More cars, trucks, boats, businesses, chemicals and consumer products fill the air with emissions. The state’s economy expanded by 9.2% last year, and although economic growth has slowed markedly this year, the state’s population continues to increase. New car sales last year were up 11% statewide, adding 2 million vehicles--nearly half of them trucks and sport utility vehicles, which spew out substantially more pollution than standard passenger cars. A record 34 million people live in California, and each day they release 68.3 million pounds of pollutants into the sky, according to the Air Resources Board.

“The growth is starting to catch up with the gains we’ve made,” said Jack Broadbent, administrator of air programs for the EPA’s California office. “We’re at a point in time where a lot of the attainment dates are approaching. If we’re going to attain those deadlines, you have to put controls in now.”

The state’s electricity crisis is complicating matters. Throughout California, power plant emissions are surging as pollution controls are relaxed to prevent blackouts.
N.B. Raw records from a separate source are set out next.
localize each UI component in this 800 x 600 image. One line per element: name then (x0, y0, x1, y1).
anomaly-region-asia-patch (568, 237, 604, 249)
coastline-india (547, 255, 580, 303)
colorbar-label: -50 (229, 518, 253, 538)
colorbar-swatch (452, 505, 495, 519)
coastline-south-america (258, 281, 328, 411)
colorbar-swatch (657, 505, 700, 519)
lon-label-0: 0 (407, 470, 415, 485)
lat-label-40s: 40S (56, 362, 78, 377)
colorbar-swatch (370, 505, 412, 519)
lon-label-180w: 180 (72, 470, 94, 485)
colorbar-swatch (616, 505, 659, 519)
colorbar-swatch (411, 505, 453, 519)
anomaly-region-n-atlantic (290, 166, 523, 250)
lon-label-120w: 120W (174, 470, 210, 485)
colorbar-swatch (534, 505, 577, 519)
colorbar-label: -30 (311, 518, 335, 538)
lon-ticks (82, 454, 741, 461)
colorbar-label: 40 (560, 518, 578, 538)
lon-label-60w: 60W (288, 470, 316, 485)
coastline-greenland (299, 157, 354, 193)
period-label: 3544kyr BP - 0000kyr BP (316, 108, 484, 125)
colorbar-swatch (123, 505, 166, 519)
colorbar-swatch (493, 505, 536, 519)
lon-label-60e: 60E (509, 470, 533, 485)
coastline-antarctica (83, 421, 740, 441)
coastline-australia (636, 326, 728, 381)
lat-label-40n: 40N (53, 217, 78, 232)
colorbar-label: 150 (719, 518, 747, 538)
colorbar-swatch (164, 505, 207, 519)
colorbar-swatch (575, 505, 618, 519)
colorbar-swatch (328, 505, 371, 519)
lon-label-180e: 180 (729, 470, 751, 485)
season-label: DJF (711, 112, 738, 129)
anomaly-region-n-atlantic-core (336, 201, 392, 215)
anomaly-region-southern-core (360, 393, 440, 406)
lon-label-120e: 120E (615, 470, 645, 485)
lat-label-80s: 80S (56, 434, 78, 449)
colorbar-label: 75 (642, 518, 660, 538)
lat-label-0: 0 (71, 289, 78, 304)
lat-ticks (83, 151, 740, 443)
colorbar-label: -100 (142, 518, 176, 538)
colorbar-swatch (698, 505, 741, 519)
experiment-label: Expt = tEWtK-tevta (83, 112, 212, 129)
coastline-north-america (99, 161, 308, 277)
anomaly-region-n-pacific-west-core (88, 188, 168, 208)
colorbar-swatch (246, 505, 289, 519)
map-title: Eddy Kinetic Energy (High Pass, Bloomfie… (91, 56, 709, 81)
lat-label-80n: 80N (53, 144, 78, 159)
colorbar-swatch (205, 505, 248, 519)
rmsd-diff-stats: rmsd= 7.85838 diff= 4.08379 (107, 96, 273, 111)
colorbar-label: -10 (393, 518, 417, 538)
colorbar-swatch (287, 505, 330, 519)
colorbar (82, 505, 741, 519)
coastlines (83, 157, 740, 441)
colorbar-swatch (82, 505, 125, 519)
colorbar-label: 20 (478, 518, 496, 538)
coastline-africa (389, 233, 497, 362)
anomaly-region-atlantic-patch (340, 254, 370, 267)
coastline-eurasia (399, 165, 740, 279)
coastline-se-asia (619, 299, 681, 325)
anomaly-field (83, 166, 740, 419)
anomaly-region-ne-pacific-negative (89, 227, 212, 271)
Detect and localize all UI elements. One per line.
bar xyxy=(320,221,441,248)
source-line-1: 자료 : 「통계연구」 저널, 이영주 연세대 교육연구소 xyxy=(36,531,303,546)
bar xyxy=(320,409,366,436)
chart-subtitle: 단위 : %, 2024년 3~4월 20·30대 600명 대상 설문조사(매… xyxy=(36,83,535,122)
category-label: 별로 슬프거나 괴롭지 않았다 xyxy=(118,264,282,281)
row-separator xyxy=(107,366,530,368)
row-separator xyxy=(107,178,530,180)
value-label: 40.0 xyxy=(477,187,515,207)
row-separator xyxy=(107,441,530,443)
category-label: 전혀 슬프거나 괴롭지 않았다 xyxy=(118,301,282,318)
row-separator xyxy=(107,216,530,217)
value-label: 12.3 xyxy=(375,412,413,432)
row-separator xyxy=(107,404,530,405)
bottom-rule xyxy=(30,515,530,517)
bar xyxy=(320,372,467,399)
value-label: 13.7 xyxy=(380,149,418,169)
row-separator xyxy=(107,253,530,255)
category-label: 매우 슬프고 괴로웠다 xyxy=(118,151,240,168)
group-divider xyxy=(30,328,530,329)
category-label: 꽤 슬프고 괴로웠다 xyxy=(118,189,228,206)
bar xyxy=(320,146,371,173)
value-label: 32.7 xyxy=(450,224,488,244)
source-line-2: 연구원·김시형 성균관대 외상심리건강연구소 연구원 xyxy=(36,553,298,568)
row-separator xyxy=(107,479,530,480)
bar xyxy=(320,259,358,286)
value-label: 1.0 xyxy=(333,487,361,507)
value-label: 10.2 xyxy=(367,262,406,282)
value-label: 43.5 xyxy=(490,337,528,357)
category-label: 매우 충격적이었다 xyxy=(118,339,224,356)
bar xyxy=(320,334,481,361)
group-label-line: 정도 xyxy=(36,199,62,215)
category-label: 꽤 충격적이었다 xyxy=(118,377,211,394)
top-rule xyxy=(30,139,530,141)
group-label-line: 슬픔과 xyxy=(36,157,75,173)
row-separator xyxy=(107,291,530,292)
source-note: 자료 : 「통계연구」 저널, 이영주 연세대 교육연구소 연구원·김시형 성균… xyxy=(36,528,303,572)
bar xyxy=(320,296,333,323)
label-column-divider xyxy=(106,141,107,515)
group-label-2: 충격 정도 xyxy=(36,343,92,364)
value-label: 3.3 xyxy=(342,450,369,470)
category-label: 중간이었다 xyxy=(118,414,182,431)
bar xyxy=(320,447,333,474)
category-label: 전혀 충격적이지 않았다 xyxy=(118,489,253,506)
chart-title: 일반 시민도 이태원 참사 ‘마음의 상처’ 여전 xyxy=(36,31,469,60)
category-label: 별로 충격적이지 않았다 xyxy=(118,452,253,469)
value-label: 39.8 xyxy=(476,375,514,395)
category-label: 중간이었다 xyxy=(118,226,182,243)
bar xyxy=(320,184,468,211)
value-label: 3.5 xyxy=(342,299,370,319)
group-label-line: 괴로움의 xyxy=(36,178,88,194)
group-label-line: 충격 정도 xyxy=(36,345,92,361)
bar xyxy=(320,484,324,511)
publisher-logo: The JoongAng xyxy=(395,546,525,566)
When the lights threaten to go out, businesses switch on backup diesel generators, the dirtiest power source and a contributor to deteriorating air quality in the Bay Area.

“We need some leadership on this issue and we are not seeing it,” said Larry Berg, a Calabasas air quality consultant and a former director for the South Coast Air Quality Management District and USC’s Jesse Unruh Institute of Politics. “The historical memory about what’s going on with air pollution and public health is not on the minds of people in Sacramento. They need to refocus.”